Il existe effectivement des fréquences dédiées aux services mobiles 2G, et qui pourraient progressivement être réutilisées pour le service mobile 4G (très haut débit mobile), puisque l'utilisation de la 2G a vocation à décroître. La 4G est un élément essentiel du marché mobile : il peut permettre aux trois opérateurs historiques de rebondir et de "sortir par le haut" en déployant leur réseau 4G le plus rapidement possible afin d’en tirer des revenus qui seront autant de moyens pour investir et créer des emplois. Pour ce qui concerne le "refarming" des fréquences de la bande 1800 MHz, les textes prévoient effectivement qu’un opérateur peut saisir l’ARCEP d’une demande de réutilisation de fréquences dont il dispose déjà, pour un usage différent. Bouygues Telecom a saisi l’Arcep officiellement de cette question en juillet. Le régulateur a pour mission d’évaluer l’effet de cette autorisation sur l'équilibre concurrentiel du secteur. Nous avons lancé une consultation à ce sujet en juillet qui vient de se terminer. Nous avons 8 mois au maximum, à compter de la demande de juillet, pour procéder à cet examen et prendre une décision. Cette procédure implique un travail conjoint du régulateur et du Gouvernement puisque c’est ce dernier qui en fixe les conditions financières, c’est-à-dire les redevances pour l’utilisation de ces fréquences.

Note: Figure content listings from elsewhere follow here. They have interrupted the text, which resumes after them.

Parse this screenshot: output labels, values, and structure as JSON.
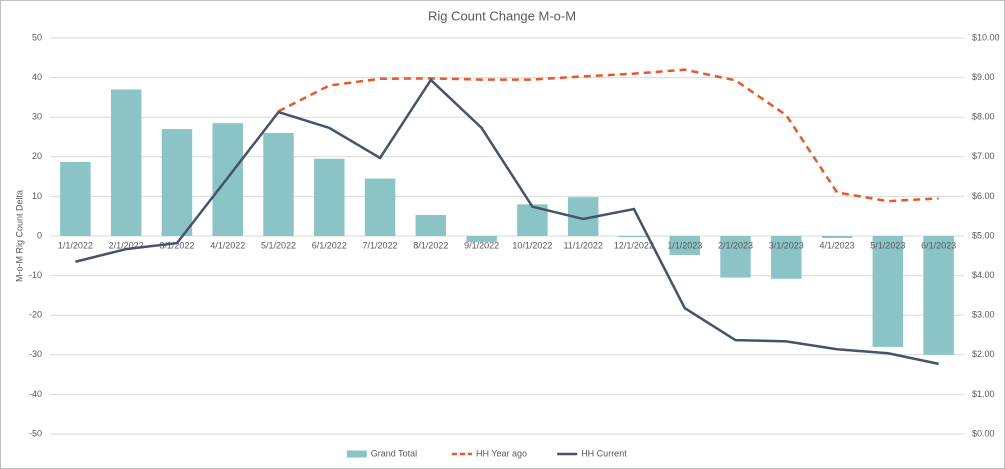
{
  "chart_data": {
    "type": "bar-line",
    "title": "Rig Count Change M-o-M",
    "y_label": "M-o-M Rig Count Delta",
    "categories": [
      "1/1/2022",
      "2/1/2022",
      "3/1/2022",
      "4/1/2022",
      "5/1/2022",
      "6/1/2022",
      "7/1/2022",
      "8/1/2022",
      "9/1/2022",
      "10/1/2022",
      "11/1/2022",
      "12/1/2022",
      "1/1/2023",
      "2/1/2023",
      "3/1/2023",
      "4/1/2023",
      "5/1/2023",
      "6/1/2023"
    ],
    "series": [
      {
        "name": "Grand Total",
        "type": "bar",
        "color": "#8bc4c6",
        "values": [
          18.7,
          37,
          27,
          28.5,
          26,
          19.5,
          14.5,
          5.3,
          -1.5,
          8,
          9.8,
          -0.3,
          -4.8,
          -10.5,
          -10.8,
          -0.5,
          -28,
          -30
        ]
      },
      {
        "name": "HH Year ago",
        "type": "line",
        "axis": "y2",
        "dashed": true,
        "color": "#e8582a",
        "values": [
          null,
          null,
          null,
          null,
          8.15,
          8.8,
          8.97,
          8.98,
          8.95,
          8.95,
          9.03,
          9.1,
          9.2,
          8.93,
          8.05,
          6.1,
          5.88,
          5.95
        ]
      },
      {
        "name": "HH Current",
        "type": "line",
        "axis": "y2",
        "dashed": false,
        "color": "#44546a",
        "values": [
          4.35,
          4.67,
          4.82,
          6.47,
          8.13,
          7.73,
          6.97,
          8.94,
          7.73,
          5.74,
          5.43,
          5.68,
          3.18,
          2.37,
          2.34,
          2.14,
          2.04,
          1.77
        ]
      }
    ],
    "ylim": [
      -50,
      50
    ],
    "yticks": [
      -50,
      -40,
      -30,
      -20,
      -10,
      0,
      10,
      20,
      30,
      40,
      50
    ],
    "y2lim": [
      0,
      10
    ],
    "y2ticks": [
      {
        "value": 0,
        "label": "$0.00"
      },
      {
        "value": 1,
        "label": "$1.00"
      },
      {
        "value": 2,
        "label": "$2.00"
      },
      {
        "value": 3,
        "label": "$3.00"
      },
      {
        "value": 4,
        "label": "$4.00"
      },
      {
        "value": 5,
        "label": "$5.00"
      },
      {
        "value": 6,
        "label": "$6.00"
      },
      {
        "value": 7,
        "label": "$7.00"
      },
      {
        "value": 8,
        "label": "$8.00"
      },
      {
        "value": 9,
        "label": "$9.00"
      },
      {
        "value": 10,
        "label": "$10.00"
      }
    ],
    "grid": true,
    "legend": "bottom"
  }
}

Vous avez la responsabilité de vérifier la qualité du service offert aux internautes par les FAI : au-delà des préconisations de l'ARCEP dans son rapport sur la neutralité du Net, comment comptez-vous sanctionner ceux qui ne tiennent pas leurs promesses ?

La mesure de la qualité de service de l’internet est un exercice complexe, qui doit prendre en compte de multiples paramètres. Fin 2012, nous prendrons une décision qui fixera de manière détaillée les indicateurs mesurant la qualité du service de l’accès à internet. La façon de les mesurer sera également définie. Nous procèderons aux premières mesures en 2013. Si nous constatons que le niveau de qualité atteint est médiocre, ou se dégrade, alors la loi prévoit que l’ARCEP fixe un niveau minimum de qualité qui, s’il n’est pas respecté, peut conduire à sanctionner les FAI. En dessous de ce niveau, l’utilisation, dans leurs offres, de l’expression "accès à internet" serait impropre. Nous serons vigilants sur ce sujet comme sur les autres.

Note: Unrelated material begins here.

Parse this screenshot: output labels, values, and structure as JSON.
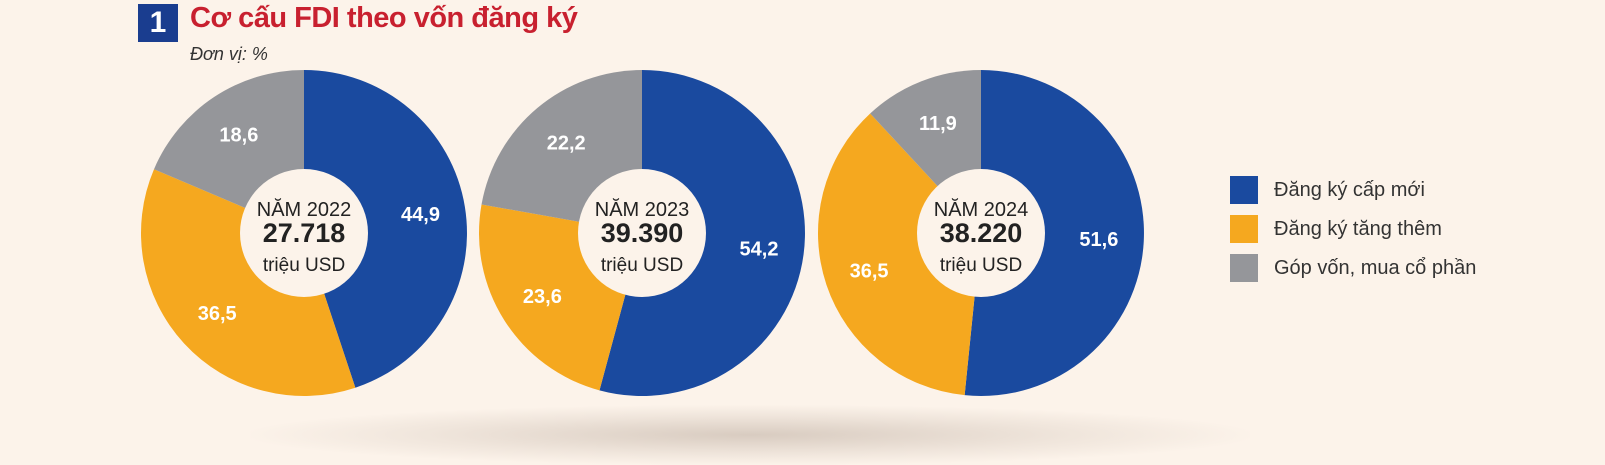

L'aménagement numérique du territoire doit-il être assumé par les opérateurs privés ? Ou faut-il que l'Etat apporte son soutien aux opérateurs ?

Contrairement à ce qui a été dit, le déploiement du FTTH - la fibre optique jusqu'au foyer – ne représente pas un "mur d'investissement", même si cela nécessite 20 à 25 milliards d'euros d'investissement sur 10 à 15 ans, c’est-à-dire environ 2 milliards d'euros d'investissement par an. Ces réseaux seront financés pour partie par les opérateurs privés et, pour partie, par de l'argent public. Des financements seront apportés par les collectivités territoriales, qui ont déjà joué un rôle très important pour assurer la couverture du territoire en haut débit, et par l’Union européenne qui discute actuellement de la mise en place d’un "guichet" pour accélérer le déploiement des infrastructures en Europe, sous forme de prêts bonifiés, voire de subventions. Le reste du financement public ne peut donc venir que de l’Etat. Certains élus ont proposé d’instituer une taxe sur les abonnements pour alimenter le fonds d’aménagement numérique du territoire prévu par la loi Pintat de décembre 2009. Le montant des investissements à réaliser est à la mesure des moyens de la France: sur 10 ans, le PIB de notre pays sera de plus de 20.000 milliards d’euros. Personne ne peut imaginer qu’on ne puisse consacrer 1/1000ème de cette somme pour construire le réseau de communications du XXIème siècle. C’est beaucoup moins, en poids relatif, que ce qui a été consacré, à la fin du XIXème siècle, à la construction des réseaux de chemin de fer.